As mentioned in a previous blog entry, the recent replacement of a diamond shaped window pane (Figure 1) from the Cottage’s north elevation raised the issue of whether to use traditional linseed oil putty or a modern putty when setting the glass. The pros and cons of both materials were presented but in order for this issue to be fully considered it is necessary to review the process for preparing and installing both types of window glazing.

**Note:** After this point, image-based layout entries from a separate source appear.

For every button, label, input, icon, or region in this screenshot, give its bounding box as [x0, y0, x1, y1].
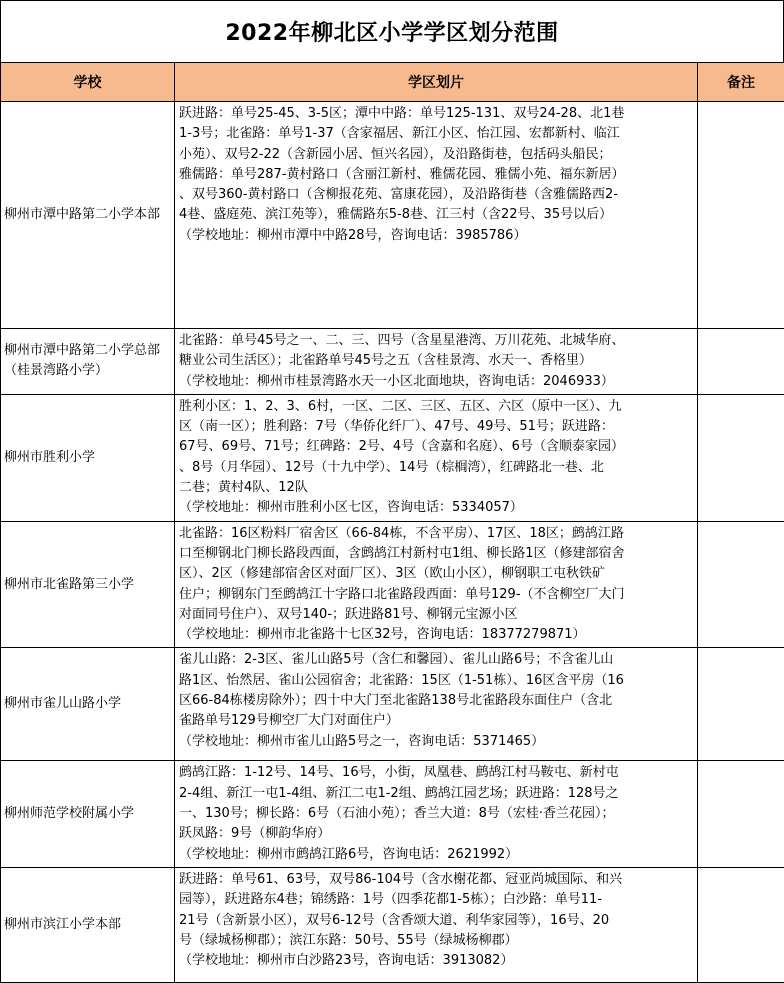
area-line: （学校地址：柳州市桂景湾路水天一小区北面地块，咨询电话：2046933）: [179, 372, 694, 392]
school-name: 柳州市滨江小学本部: [1, 867, 175, 982]
area-line: 21号（含新景小区），双号6-12号（含香颂大道、利华家园等），16号、20: [179, 911, 694, 931]
area-line: 胜利小区：1、2、3、6村，一区、二区、三区、五区、六区（原中一区）、九: [179, 397, 694, 417]
district-area: [175, 867, 698, 982]
note-cell: [698, 102, 784, 329]
header-school: 学校: [1, 63, 175, 102]
note-cell: [698, 521, 784, 648]
district-area: [175, 329, 698, 395]
note-cell: [698, 761, 784, 867]
area-line: 1-3号；北雀路：单号1-37（含家福居、新江小区、怡江园、宏都新村、临江: [179, 124, 694, 144]
area-line: （学校地址：柳州市雀儿山路5号之一，咨询电话：5371465）: [179, 732, 694, 752]
area-line: 、8号（月华园）、12号（十九中学）、14号（棕榈湾），红碑路北一巷、北: [179, 458, 694, 478]
school-name: 柳州市胜利小学: [1, 394, 175, 521]
area-line: 2-4组、新江一屯1-4组、新江二屯1-2组、鹧鸪江园艺场；跃进路：128号之: [179, 784, 694, 804]
note-cell: [698, 867, 784, 982]
district-area: [175, 648, 698, 761]
area-line: 北雀路：单号45号之一、二、三、四号（含星星港湾、万川花苑、北城华府、: [179, 331, 694, 351]
area-line: 口至柳钢北门柳长路段西面，含鹧鸪江村新村屯1组、柳长路1区（修建部宿舍: [179, 544, 694, 564]
table-row: [1, 648, 784, 761]
area-line: 号（绿城杨柳郡）；滨江东路：50号、55号（绿城杨柳郡）: [179, 931, 694, 951]
area-line: （学校地址：柳州市鹧鸪江路6号，咨询电话：2621992）: [179, 845, 694, 865]
area-line: 园等），跃进路东4巷；锦绣路：1号（四季花都1-5栋）；白沙路：单号11-: [179, 890, 694, 910]
area-line: 跃进路：单号61、63号，双号86-104号（含水榭花都、冠亚尚城国际、和兴: [179, 870, 694, 890]
header-row: [1, 63, 784, 102]
area-line: 对面同号住户）、双号140-；跃进路81号、柳钢元宝源小区: [179, 605, 694, 625]
district-area: [175, 102, 698, 329]
area-line: 跃凤路：9号（柳韵华府）: [179, 824, 694, 844]
area-line: 区66-84栋楼房除外）；四十中大门至北雀路138号北雀路段东面住户（含北: [179, 691, 694, 711]
area-line: （学校地址：柳州市胜利小区七区，咨询电话：5334057）: [179, 498, 694, 518]
note-cell: [698, 648, 784, 761]
note-cell: [698, 394, 784, 521]
area-line: 糖业公司生活区）；北雀路单号45号之五（含桂景湾、水天一、香格里）: [179, 351, 694, 371]
school-name: 柳州市潭中路第二小学总部（桂景湾路小学）: [1, 329, 175, 395]
area-line: 北雀路：16区粉料厂宿舍区（66-84栋，不含平房）、17区、18区；鹧鸪江路: [179, 524, 694, 544]
area-line: 67号、69号、71号；红碑路：2号、4号（含嘉和名庭）、6号（含顺泰家园）: [179, 437, 694, 457]
area-line: 区）、2区（修建部宿舍区对面厂区）、3区（欧山小区），柳钢职工屯秋铁矿: [179, 564, 694, 584]
district-area: [175, 761, 698, 867]
table-row: [1, 867, 784, 982]
table-row: [1, 521, 784, 648]
school-name: 柳州市北雀路第三小学: [1, 521, 175, 648]
school-name: 柳州市潭中路第二小学本部: [1, 102, 175, 329]
header-area: 学区划片: [175, 63, 698, 102]
area-line: 鹧鸪江路：1-12号、14号、16号，小街，凤凰巷、鹧鸪江村马鞍屯、新村屯: [179, 763, 694, 783]
area-line: （学校地址：柳州市北雀路十七区32号，咨询电话：18377279871）: [179, 625, 694, 645]
area-line: 二巷；黄村4队、12队: [179, 478, 694, 498]
page-title: 2022年柳北区小学学区划分范围: [0, 0, 784, 62]
area-line: 、双号360-黄村路口（含柳报花苑、富康花园），及沿路街巷（含雅儒路西2-: [179, 185, 694, 205]
area-line: （学校地址：柳州市白沙路23号，咨询电话：3913082）: [179, 951, 694, 971]
table-row: [1, 102, 784, 329]
note-cell: [698, 329, 784, 395]
table-row: [1, 394, 784, 521]
area-line: 路1区、怡然居、雀山公园宿舍；北雀路：15区（1-51栋）、16区含平房（16: [179, 671, 694, 691]
area-line: 雀路单号129号柳空厂大门对面住户）: [179, 711, 694, 731]
district-table: [0, 62, 784, 983]
area-line: 小苑）、双号2-22（含新园小居、恒兴名园），及沿路街巷，包括码头船民；: [179, 145, 694, 165]
area-line: 区（南一区）；胜利路：7号（华侨化纤厂）、47号、49号、51号；跃进路：: [179, 417, 694, 437]
area-line: 跃进路：单号25-45、3-5区；潭中中路：单号125-131、双号24-28、北1巷: [179, 104, 694, 124]
school-name: 柳州师范学校附属小学: [1, 761, 175, 867]
area-line: 雀儿山路：2-3区、雀儿山路5号（含仁和馨园）、雀儿山路6号；不含雀儿山: [179, 650, 694, 670]
header-note: 备注: [698, 63, 784, 102]
table-row: [1, 761, 784, 867]
area-line: （学校地址：柳州市潭中中路28号，咨询电话：3985786）: [179, 226, 694, 246]
area-line: 住户；柳钢东门至鹧鸪江十字路口北雀路段西面：单号129-（不含柳空厂大门: [179, 585, 694, 605]
table-row: [1, 329, 784, 395]
district-area: [175, 394, 698, 521]
area-line: 雅儒路：单号287-黄村路口（含丽江新村、雅儒花园、雅儒小苑、福东新居）: [179, 165, 694, 185]
area-line: 一、130号；柳长路：6号（石油小苑）；香兰大道：8号（宏桂·香兰花园）；: [179, 804, 694, 824]
school-name: 柳州市雀儿山路小学: [1, 648, 175, 761]
area-line: 4巷、盛庭苑、滨江苑等），雅儒路东5-8巷、江三村（含22号、35号以后）: [179, 205, 694, 225]
district-area: [175, 521, 698, 648]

The modern putty comes ready to apply directly from the can. The linseed oil putty requires some preparation. (Figures 2, 3, and 4) Remove a small piece from the can and place in the microwave for 10-15 seconds. This will aid in softening the putty. Continue to knead the putty until it is smooth and pliable. If the putty continues to crumble, add a small amount of linseed oil. A paint analysis determined that the original window putty was tinted black. Though it could be done with a powdered colorant, black linseed oil paint was added to tint the putty. A representative from a modern putty company confirmed that the black linseed oil paint could be added to their product to obtain the same results.

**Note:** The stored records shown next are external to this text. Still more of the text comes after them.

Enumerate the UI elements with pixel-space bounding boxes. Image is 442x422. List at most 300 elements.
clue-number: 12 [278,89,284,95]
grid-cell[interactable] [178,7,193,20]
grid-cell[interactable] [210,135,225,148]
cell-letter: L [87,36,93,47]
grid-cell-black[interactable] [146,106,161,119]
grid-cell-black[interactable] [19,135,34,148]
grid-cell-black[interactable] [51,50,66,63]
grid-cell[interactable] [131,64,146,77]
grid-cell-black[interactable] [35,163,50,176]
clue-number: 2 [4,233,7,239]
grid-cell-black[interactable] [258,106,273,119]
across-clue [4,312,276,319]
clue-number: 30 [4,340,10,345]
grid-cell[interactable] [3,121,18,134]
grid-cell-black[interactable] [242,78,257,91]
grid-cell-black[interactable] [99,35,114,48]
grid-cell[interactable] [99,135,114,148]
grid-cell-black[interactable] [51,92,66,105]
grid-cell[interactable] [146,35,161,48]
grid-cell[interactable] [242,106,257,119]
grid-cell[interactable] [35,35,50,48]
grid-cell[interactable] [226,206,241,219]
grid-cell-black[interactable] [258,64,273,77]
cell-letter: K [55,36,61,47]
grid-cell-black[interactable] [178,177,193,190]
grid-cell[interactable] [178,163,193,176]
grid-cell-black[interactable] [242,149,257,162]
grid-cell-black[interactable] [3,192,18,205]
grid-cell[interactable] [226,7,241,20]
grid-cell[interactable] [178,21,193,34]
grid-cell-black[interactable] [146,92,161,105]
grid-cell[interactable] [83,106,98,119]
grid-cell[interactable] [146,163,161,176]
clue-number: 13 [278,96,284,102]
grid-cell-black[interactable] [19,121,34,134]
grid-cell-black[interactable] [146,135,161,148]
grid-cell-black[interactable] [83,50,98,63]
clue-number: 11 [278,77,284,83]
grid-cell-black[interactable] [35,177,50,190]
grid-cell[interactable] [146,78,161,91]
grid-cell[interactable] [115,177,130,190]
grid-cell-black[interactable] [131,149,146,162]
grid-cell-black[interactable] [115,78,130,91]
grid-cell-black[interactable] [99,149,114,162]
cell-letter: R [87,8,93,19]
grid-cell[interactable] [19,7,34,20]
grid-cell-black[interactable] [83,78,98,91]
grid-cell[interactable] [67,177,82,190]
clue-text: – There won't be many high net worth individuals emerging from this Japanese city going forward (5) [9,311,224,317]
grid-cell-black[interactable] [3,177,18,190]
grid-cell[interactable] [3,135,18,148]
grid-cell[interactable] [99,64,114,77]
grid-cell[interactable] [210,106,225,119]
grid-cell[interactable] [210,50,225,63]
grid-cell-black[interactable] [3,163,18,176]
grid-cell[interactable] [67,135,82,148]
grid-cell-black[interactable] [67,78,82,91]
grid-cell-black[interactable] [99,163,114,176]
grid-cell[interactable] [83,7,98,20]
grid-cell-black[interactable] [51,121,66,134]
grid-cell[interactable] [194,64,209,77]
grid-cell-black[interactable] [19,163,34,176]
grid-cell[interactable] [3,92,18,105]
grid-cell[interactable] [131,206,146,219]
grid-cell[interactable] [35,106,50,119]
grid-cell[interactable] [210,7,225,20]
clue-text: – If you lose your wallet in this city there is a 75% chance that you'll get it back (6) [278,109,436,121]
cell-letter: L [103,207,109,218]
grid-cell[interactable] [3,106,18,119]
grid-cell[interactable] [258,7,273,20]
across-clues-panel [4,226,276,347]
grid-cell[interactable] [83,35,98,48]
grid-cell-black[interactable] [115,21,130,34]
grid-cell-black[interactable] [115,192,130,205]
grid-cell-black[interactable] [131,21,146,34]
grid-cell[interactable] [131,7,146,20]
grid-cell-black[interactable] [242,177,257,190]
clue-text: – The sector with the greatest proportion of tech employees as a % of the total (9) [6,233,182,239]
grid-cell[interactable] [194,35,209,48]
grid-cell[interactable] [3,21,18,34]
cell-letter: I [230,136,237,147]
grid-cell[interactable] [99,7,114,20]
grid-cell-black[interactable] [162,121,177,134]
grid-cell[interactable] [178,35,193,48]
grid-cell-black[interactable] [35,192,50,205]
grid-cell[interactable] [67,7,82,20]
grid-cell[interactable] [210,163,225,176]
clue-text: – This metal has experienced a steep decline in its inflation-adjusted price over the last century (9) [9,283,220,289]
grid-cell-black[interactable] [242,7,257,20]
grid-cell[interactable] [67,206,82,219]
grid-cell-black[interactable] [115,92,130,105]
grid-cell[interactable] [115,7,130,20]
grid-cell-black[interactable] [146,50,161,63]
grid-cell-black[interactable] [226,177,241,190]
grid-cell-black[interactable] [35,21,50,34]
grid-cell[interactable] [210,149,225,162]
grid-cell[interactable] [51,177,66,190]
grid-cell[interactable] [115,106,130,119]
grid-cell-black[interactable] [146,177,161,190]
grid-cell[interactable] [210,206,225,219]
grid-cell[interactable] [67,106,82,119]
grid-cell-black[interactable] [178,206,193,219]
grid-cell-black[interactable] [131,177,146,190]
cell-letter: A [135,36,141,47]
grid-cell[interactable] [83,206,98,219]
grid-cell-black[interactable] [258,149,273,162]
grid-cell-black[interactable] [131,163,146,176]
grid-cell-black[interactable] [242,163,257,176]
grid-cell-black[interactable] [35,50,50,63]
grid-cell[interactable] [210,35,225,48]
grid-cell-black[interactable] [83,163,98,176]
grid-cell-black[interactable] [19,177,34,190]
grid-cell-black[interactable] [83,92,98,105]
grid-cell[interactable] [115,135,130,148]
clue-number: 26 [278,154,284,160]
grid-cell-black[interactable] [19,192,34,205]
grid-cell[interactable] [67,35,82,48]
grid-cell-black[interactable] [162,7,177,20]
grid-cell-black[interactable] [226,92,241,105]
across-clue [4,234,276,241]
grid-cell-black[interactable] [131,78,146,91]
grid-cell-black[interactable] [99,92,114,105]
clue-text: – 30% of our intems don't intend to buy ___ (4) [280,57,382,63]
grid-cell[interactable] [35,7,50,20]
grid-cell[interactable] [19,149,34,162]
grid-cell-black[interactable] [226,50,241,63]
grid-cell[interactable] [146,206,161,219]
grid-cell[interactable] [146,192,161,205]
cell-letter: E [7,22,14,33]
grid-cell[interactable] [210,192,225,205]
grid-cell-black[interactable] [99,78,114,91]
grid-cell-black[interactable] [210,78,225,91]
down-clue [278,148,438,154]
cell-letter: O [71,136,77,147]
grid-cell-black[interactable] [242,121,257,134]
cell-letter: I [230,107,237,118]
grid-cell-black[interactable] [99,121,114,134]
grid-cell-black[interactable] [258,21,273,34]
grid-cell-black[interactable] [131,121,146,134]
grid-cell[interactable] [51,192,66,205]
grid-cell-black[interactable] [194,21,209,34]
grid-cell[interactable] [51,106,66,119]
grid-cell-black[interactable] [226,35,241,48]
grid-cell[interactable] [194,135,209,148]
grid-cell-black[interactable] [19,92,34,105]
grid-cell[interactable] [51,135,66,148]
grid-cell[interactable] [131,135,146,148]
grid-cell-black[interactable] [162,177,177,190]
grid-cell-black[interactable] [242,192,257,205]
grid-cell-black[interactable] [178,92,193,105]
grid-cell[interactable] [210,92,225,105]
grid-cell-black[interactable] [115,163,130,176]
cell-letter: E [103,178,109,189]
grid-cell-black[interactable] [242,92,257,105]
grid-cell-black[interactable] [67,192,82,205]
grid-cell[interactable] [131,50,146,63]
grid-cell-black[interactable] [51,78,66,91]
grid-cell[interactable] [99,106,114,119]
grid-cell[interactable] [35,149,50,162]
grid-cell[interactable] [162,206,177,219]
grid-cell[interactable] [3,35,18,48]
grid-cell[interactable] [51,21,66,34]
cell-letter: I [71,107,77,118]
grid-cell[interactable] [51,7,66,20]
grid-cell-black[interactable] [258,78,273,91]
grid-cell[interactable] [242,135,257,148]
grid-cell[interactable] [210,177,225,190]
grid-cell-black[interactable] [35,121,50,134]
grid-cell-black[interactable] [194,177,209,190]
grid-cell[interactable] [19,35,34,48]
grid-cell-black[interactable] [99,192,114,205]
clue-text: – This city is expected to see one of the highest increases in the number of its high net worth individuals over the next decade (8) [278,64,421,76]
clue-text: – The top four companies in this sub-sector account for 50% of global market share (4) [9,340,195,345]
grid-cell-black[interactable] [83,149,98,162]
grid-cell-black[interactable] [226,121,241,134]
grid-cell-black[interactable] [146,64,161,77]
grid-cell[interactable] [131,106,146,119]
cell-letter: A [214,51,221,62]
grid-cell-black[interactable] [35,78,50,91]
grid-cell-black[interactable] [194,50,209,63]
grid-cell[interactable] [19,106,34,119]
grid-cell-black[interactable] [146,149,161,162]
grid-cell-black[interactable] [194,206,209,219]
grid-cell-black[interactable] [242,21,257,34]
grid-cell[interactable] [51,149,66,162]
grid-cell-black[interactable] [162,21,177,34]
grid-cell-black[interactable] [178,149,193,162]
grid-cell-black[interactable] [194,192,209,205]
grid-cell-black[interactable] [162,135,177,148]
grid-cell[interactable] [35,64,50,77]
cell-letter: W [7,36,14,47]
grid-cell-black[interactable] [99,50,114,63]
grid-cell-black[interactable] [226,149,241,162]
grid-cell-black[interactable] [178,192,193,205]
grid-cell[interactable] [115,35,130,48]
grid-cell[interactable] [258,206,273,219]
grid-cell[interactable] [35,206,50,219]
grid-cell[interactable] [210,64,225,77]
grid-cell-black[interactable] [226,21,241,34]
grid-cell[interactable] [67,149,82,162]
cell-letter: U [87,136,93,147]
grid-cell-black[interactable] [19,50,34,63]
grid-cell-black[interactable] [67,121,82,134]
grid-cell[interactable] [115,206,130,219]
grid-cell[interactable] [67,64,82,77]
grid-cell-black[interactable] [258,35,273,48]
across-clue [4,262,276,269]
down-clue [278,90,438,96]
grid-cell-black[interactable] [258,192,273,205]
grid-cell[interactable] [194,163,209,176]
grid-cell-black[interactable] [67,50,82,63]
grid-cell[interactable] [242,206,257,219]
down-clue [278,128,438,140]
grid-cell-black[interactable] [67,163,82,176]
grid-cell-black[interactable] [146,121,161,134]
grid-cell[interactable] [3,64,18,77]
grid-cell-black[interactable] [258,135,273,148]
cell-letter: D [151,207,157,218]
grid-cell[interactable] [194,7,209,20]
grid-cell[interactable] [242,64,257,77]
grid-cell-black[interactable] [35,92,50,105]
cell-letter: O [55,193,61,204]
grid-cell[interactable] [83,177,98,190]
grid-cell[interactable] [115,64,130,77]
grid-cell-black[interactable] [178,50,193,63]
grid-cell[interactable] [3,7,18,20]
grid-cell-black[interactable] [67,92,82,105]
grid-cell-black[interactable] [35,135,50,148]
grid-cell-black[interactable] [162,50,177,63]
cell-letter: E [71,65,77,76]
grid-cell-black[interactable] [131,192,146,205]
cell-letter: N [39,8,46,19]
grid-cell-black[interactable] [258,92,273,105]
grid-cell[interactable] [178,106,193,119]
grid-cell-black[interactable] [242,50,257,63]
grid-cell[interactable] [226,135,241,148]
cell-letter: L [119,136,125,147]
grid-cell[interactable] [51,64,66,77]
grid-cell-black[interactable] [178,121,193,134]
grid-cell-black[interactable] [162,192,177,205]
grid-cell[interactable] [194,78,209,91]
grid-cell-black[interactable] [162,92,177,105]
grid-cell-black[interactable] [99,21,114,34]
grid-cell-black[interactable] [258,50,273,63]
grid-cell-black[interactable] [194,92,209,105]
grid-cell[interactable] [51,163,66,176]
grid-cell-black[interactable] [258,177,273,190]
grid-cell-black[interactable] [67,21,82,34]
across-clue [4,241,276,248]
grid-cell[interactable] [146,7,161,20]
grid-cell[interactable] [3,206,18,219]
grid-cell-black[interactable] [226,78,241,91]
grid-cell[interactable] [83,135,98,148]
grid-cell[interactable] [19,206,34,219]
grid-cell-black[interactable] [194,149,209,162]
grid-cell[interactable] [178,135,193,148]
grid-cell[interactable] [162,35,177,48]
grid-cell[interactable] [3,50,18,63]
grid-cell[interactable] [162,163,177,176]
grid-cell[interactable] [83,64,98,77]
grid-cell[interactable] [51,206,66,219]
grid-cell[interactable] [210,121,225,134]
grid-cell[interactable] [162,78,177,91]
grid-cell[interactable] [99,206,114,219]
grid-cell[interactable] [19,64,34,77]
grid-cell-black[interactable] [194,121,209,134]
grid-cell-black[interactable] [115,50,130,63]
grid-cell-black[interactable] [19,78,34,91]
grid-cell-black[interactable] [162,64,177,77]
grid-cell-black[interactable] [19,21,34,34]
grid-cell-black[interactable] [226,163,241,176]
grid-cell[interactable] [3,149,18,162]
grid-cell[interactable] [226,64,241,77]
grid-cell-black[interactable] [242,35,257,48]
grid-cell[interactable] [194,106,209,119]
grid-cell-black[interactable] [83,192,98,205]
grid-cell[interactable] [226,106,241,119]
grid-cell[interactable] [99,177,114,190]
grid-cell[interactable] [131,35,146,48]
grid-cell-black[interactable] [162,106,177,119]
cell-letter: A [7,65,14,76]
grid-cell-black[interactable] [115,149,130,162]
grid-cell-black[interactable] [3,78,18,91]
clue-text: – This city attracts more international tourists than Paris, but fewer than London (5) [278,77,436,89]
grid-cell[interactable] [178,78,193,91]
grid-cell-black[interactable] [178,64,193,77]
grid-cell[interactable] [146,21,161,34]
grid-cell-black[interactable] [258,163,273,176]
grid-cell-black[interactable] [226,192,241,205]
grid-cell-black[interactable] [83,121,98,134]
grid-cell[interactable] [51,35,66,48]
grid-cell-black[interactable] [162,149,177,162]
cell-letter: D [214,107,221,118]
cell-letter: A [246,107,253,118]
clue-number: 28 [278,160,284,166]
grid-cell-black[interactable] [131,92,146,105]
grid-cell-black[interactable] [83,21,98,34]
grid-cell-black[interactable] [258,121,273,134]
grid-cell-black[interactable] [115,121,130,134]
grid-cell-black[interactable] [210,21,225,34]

After the glass is set on a bed of putty and a glazier’s gun is used to insert pins to hold the glass in place, the putty is applied. (Figures 5, 6)) There are numerous websites dedicated to the process of applying the putty. The intent of this article is to focus on the putty itself and to compare the preparation and application qualities of modern versus traditional linseed oil putty. A common complaint on many of these sites is that the linseed oil putty is more difficult to apply. On the contrary, the application of the linseed oil putty in this situation was surprisingly easy. Where a modern putty may pull away from the muntin shoulder or be difficult to tool, the linseed oil in the traditional putty seems to have eliminated this problem. In fairness, it does require some trial and error to obtain the right consistency for optimum workability.

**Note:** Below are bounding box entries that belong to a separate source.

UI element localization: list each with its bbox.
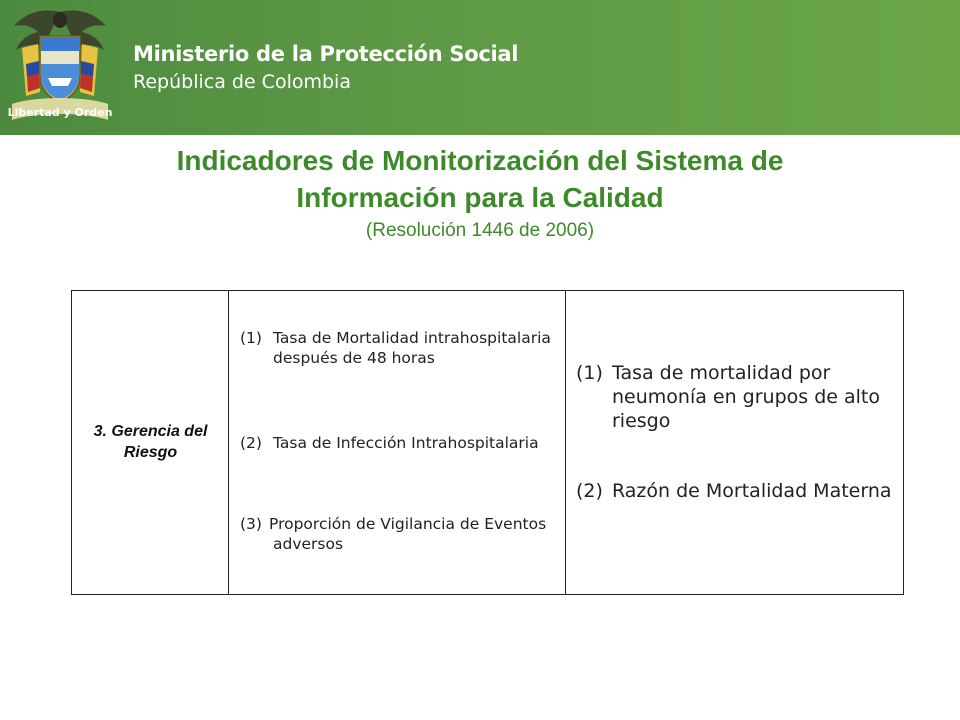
page-title-line-2: Información para la Calidad (296, 182, 664, 213)
ambulatory-indicators-column (566, 291, 903, 594)
list-item (576, 361, 896, 439)
header-banner (0, 0, 960, 135)
list-item (576, 479, 896, 529)
item-number: (2) (240, 434, 262, 452)
list-item (240, 514, 560, 556)
item-text: Tasa de Mortalidad intrahospitalaria después de 48 horas (273, 329, 551, 367)
item-text: Tasa de Infección Intrahospitalaria (273, 434, 539, 452)
category-column (72, 291, 229, 594)
list-item (240, 328, 560, 390)
item-text: Proporción de Vigilancia de Eventos adversos (269, 515, 547, 553)
item-number: (1) (576, 362, 603, 384)
motto-text: Libertad y Orden (7, 106, 113, 119)
hospital-indicators-column (229, 291, 566, 594)
page-subtitle: (Resolución 1446 de 2006) (365, 220, 595, 241)
ministry-name: Ministerio de la Protección Social (133, 42, 519, 66)
coat-of-arms-icon (4, 4, 116, 132)
page-title-line-1: Indicadores de Monitorización del Sistema de (176, 145, 784, 176)
item-number: (2) (576, 480, 603, 502)
list-item (240, 433, 560, 475)
category-label: 3. Gerencia del Riesgo (93, 423, 208, 461)
republic-name: República de Colombia (133, 71, 351, 93)
indicators-table (71, 290, 904, 595)
item-text: Razón de Mortalidad Materna (612, 480, 892, 502)
item-number: (3) (240, 515, 262, 533)
item-text: Tasa de mortalidad por neumonía en grupos de alto riesgo (612, 362, 881, 432)
item-number: (1) (240, 329, 262, 347)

To summarize, a modern putty is less expensive, typically available locally, and is ready to use right from the can. Because of chemical additives, it will dry faster than traditional putty but it also dries harder which can cause it to crack over time. The modern putty contains chemical additives which are known carcinogens. The traditional linseed oil putty usually must be ordered on-line, and requires a substantial amount of time to prepare. It is organic, arguably easier to apply and remains flexible. In keeping with the National Trust for Historic Preservation’s initiatives on sustainability the obvious choice for this site was the traditional linseed oil putty.